Elles travaillent aussi sur de vieilles machines à coudre mécaniques à pédale. « Cela fait partie du traitement. Cela force à bouger les jambes et fait circuler le sang », souligne la sage-femme de l’ONG, Sana Ousmane.
– ‘Une malédiction’ –

Hadiza raconte sa vie aux jeunes femmes. Lors de sa troisième grossesse, l’accouchement s’est compliqué. Elle a perdu son enfant puis s’est rendu compte qu’elle ne retenait plus ses urines. Son mari l’a répudiée et elle s’est réfugiée dans sa famille, avant d’être dirigée vers Dimol, d’être opérée et de refaire sa vie.
« Un des problèmes de la fistule est qu’elle est souvent considérée comme une malédiction. En raison de l’odeur que dégage la femme, on considère que la femme a été punie, que c’est de la sorcellerie ou qu’elle a commis l’adultère… Elle est souvent rejetée et ne comprend pas ce qui lui arrive. On a eu des cas de femmes qui ont été poussées à la dépression et à la démence », explique Nafissatou.

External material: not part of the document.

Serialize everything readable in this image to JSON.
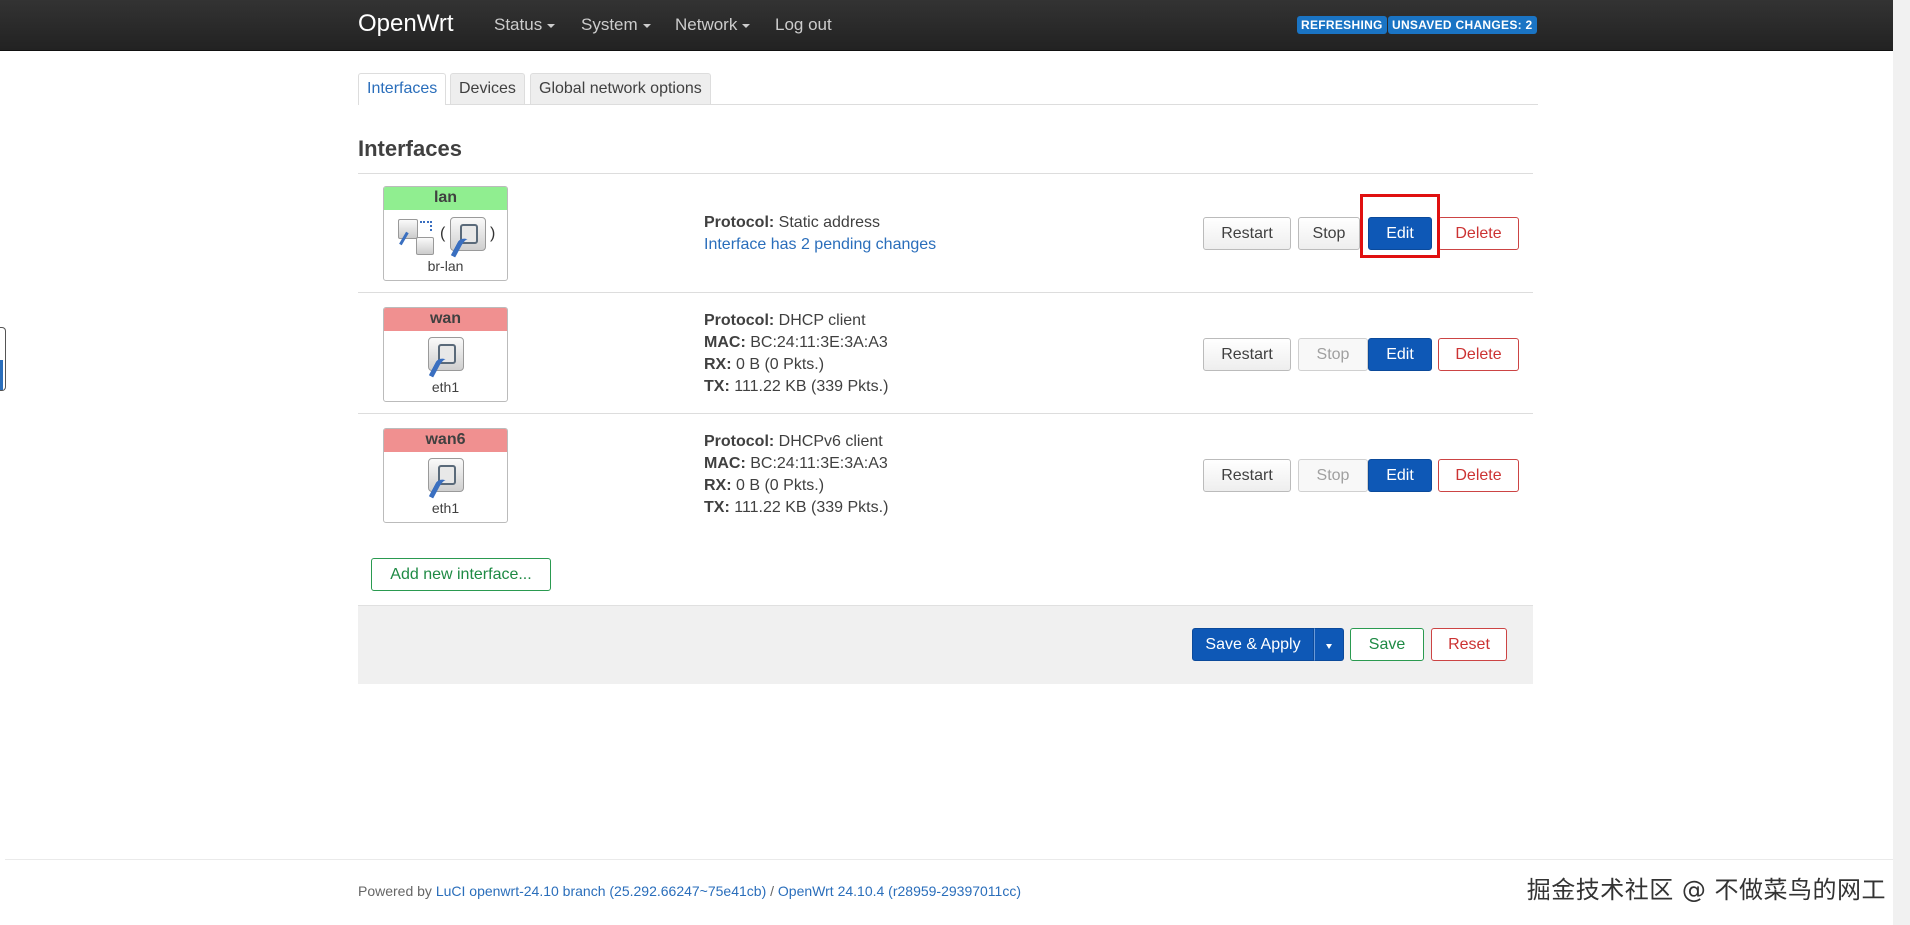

« Les jeunes filles habitent souvent dans des lieux reculés. Et faute d’argent, il n’y a pas de consultation prénatale qui aurait pu éviter la fistule », souligne Salamatou Traoré, la présidente de l’association.
« Mais c’est aussi le problème du mariage précoce: on donne tôt les filles en mariage, ça fait une bouche de moins à nourrir » dans un pays parmi les plus pauvres du monde. Et « on évite ainsi les grossesses hors mariage, très mal vues », ajoute-t-elle.

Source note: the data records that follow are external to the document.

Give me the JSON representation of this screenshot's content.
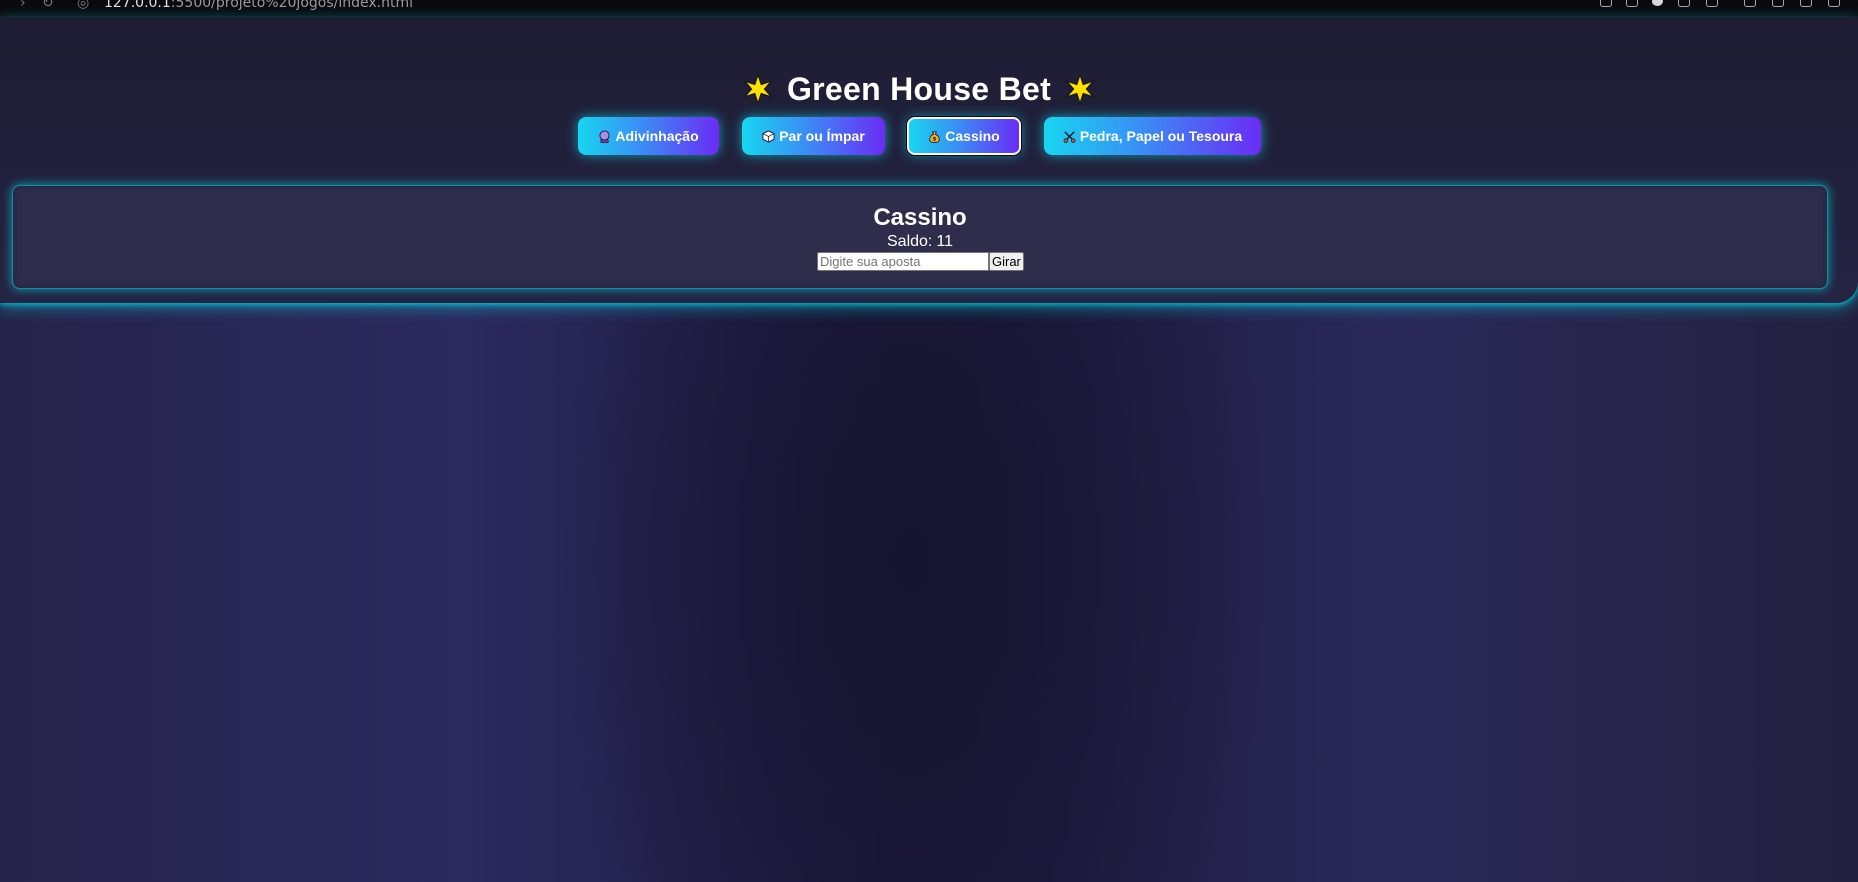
{
  "browser": {
    "url_host": "127.0.0.1",
    "url_rest": ":5500/projeto%20jogos/index.html"
  },
  "header": {
    "title": "Green House Bet",
    "title_left_icon": "star-icon",
    "title_right_icon": "star-icon"
  },
  "nav": {
    "buttons": [
      {
        "label": "Adivinhação",
        "icon": "crystal-ball-icon",
        "active": false
      },
      {
        "label": "Par ou Ímpar",
        "icon": "dice-icon",
        "active": false
      },
      {
        "label": "Cassino",
        "icon": "money-bag-icon",
        "active": true
      },
      {
        "label": "Pedra, Papel ou Tesoura",
        "icon": "scissors-icon",
        "active": false
      }
    ]
  },
  "game": {
    "title": "Cassino",
    "balance_label": "Saldo:",
    "balance_value": "11",
    "bet_placeholder": "Digite sua aposta",
    "spin_label": "Girar"
  },
  "colors": {
    "button_gradient_start": "#18d6f0",
    "button_gradient_end": "#6a2cf5",
    "glow": "#00d2e1",
    "card_background": "#2f2d4c",
    "star": "#ffe100"
  }
}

Résultat: « on a parfois des filles qui enfantent à 12 ans, alors qu’elles ne sont pas prêtes morphologiquement ou anatomiquement. Il faut changer les mentalités. Je répète souvent: la fistule est une chance, car souvent c’est (carrément) la mort », souligne le Dr Abdou.
– Opérée et ‘réintégrée’ –
Les statistiques sur les unions forcées ou arrangées au Niger sont alarmantes : 30% des filles sont mariées avant l’âge de 15 ans et 75% avant 18 ans, selon le Fonds des Nations unies pour l’enfance (Unicef). Ces mariages interrompent généralement la scolarisation des filles.

Mariée à 12 ans, Hadjura Zerifili a 16 ans. Elle a perdu son bébé quelques mois plus tôt. « Au début j’avais honte (d’être incontinente) et mes parents pensaient que je le faisais exprès. Après, ils ont compris », explique la jeune femme, très évasive quand on aborde la question du mariage précoce: « On m’a mariée, je ne sais pas… ». Son mari est un paysan de 20 ans. « Depuis que je suis arrivée ici, je me sens mieux. Je vois les autres femmes et ça me rassure. Ce que je veux, c’est retrouver ma santé ».

Maimouna Moukaila Salman, 20 ans, est elle tout sourire. Elle a été opérée et se prépare à la « réintégration » dans son village, dotée de savons et de linge. « Je suis guérie. Je veux retrouver ma maison et mon mari », dit-elle.
Elle devra toutefois rester chez sa famille pendant quelques mois avant de regagner le domicile conjugal, pour permettre une bonne cicatrisation et éviter une récidive, dans un pays où le taux de fécondité de 7,6 enfants par femme est le record mondial.
« La réintégration est importante. On fait une cérémonie. Ça permet de faire passer nos messages aux autres femmes qui pourraient avoir une fistule, de montrer qu’on en guérit », explique Mme Traoré. « Les femmes qui reviennent (chez elles) sont aussi beaucoup plus épanouies. Elles ont plus confiance en elles et servent d’exemple ».